State of the System 2012 California Workers' Compensation
As the 2012 Legislative session opens there is widespread agreement by California's workers' compensation system stakeholders that permanent disability benefits should be increased. New data from the California Commission on Health and Safety and Workers' Compensation confirms that the adoption of the 2005 rating schedule reduced the average rating by 31.5%, and in any case the statutorily required amendment of the Permanent Disability Rating Schedule is now two years overdue.
Because California's economy is still recovering from the recent recession, Governor Brown has signaled that any increase in permanent disability benefits should be balanced by changes that create savings. The purpose of this report is to review the state of California's workers' compensation system in order to identify areas where potential savings can be found. Highlights of the report include:
- California remains the largest state with the largest workforce.
- Workers' comp insurance rates dropped by two-thirds between 2003 and 2008.
- Paid indemnity benefits are down more than 40% from 2004.
- Paid medical benefits have increased since 2006 but are still down 13% from 2003.
- The main driver of medical costs is the expense of medical cost containment,including utilization and bill review expenses and medical network costs.
- On a per-claim basis medical-legal costs more than doubled post-reform.

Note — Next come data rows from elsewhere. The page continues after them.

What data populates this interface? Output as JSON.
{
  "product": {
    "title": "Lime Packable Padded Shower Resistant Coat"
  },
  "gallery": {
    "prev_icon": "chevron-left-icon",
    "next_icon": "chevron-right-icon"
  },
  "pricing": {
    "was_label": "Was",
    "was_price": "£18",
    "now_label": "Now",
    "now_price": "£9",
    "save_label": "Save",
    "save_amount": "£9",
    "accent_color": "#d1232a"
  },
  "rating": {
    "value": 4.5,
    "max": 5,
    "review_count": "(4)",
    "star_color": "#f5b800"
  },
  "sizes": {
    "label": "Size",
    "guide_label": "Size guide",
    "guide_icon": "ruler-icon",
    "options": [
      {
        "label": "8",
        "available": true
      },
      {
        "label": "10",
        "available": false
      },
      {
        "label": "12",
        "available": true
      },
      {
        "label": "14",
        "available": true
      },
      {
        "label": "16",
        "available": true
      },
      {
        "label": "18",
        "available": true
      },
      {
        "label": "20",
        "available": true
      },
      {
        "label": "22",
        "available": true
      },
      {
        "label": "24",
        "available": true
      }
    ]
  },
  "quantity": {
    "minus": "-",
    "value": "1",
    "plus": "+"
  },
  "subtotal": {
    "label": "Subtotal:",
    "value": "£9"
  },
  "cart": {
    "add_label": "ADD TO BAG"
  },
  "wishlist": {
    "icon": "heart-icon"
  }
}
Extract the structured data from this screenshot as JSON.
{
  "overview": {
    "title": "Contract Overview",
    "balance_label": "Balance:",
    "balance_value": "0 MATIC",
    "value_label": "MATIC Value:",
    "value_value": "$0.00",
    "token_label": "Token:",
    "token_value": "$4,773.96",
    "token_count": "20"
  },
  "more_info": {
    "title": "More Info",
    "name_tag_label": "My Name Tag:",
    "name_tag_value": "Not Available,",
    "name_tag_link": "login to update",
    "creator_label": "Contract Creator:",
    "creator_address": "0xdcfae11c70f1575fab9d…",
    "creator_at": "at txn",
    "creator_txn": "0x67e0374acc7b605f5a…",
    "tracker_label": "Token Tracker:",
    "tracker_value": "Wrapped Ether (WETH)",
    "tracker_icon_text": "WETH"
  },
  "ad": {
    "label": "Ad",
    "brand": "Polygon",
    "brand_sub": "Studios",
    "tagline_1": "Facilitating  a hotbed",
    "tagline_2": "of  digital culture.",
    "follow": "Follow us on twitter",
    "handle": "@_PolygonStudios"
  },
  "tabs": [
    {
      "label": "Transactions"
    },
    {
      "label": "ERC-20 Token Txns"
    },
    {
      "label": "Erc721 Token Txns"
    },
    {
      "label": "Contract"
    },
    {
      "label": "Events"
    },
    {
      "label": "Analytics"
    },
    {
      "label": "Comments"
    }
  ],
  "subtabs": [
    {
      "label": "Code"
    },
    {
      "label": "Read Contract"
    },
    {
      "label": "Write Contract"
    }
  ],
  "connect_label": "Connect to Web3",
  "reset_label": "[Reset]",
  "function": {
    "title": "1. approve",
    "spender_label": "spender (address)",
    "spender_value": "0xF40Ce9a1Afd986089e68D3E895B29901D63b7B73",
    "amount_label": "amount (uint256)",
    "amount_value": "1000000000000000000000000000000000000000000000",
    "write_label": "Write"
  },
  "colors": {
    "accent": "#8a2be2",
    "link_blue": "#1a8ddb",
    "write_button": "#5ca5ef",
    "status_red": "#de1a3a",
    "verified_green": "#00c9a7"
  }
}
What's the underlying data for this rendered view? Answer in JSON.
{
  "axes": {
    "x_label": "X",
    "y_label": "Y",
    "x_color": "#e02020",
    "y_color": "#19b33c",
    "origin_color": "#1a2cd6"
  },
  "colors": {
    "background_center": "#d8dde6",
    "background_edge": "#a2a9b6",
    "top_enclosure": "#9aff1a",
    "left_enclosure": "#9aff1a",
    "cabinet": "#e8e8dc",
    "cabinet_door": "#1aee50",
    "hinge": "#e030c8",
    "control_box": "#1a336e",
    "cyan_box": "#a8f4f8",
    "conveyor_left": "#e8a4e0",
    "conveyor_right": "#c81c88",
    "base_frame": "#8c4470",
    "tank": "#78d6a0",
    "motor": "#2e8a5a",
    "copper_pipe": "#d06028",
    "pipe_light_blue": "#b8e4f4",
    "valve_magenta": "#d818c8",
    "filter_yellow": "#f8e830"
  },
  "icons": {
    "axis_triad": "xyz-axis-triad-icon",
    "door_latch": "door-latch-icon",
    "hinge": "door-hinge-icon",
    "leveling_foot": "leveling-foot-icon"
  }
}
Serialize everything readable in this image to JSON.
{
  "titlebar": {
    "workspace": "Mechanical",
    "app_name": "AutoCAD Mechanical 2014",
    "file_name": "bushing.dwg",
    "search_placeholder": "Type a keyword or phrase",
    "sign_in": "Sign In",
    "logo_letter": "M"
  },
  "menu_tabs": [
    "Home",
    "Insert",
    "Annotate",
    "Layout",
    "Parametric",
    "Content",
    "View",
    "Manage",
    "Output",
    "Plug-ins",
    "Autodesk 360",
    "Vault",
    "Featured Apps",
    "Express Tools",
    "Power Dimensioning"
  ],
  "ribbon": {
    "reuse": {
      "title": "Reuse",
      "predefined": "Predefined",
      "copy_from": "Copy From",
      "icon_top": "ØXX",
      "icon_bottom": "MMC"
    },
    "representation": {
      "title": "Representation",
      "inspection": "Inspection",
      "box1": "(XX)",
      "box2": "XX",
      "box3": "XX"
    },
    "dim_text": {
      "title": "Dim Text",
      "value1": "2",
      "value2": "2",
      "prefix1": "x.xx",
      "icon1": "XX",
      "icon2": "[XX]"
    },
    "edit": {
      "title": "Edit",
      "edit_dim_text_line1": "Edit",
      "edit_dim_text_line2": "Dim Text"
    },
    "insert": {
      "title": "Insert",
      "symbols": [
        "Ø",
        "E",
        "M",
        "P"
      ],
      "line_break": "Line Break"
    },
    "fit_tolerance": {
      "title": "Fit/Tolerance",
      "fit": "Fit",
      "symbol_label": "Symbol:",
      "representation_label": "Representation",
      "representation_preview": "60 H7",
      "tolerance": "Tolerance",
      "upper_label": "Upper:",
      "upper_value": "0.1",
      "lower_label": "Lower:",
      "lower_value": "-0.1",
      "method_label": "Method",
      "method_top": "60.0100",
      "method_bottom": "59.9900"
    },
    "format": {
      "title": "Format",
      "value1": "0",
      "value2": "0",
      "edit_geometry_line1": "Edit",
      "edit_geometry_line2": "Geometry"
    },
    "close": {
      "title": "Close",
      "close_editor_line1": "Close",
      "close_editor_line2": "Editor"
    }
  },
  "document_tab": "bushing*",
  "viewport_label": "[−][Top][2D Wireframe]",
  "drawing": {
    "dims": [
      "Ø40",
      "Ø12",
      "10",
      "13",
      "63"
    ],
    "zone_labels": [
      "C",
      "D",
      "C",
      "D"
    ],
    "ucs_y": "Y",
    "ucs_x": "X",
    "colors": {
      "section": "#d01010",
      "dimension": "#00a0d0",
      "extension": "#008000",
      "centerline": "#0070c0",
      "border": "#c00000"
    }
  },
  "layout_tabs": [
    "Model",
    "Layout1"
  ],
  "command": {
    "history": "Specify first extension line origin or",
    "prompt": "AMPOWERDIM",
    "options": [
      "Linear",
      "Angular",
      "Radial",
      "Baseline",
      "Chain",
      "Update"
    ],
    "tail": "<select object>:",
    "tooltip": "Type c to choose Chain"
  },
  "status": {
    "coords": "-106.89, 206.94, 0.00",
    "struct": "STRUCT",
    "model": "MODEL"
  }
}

- The expense of adjusting claims has significantly increased.
The following pages present these findings in more detail. These findings make evident that the usual solutions to achieving savings in workers' compensation costs - slashing indemnity benefits and/or reducing medical treatment fee schedules - are not the answer in 2012. Indemnity benefits need to be increased, not cut further, and there is no evidence that medical payments to providers are a problem.
Instead, efforts to find savings need to focus on the rapid growth in medical cost containment expenses like utilization review, on the sharp increase in average medical-legal costs, and on the doubling of claim adjustment costs. Given that medical cost containment expenses now total more than $1.8 billion, while claim adjustment expenses exceed $2.9 billion, it should be possible to achieve sufficient savings in these areas to balance the cost of amending the Permanent Disability Rating Schedule.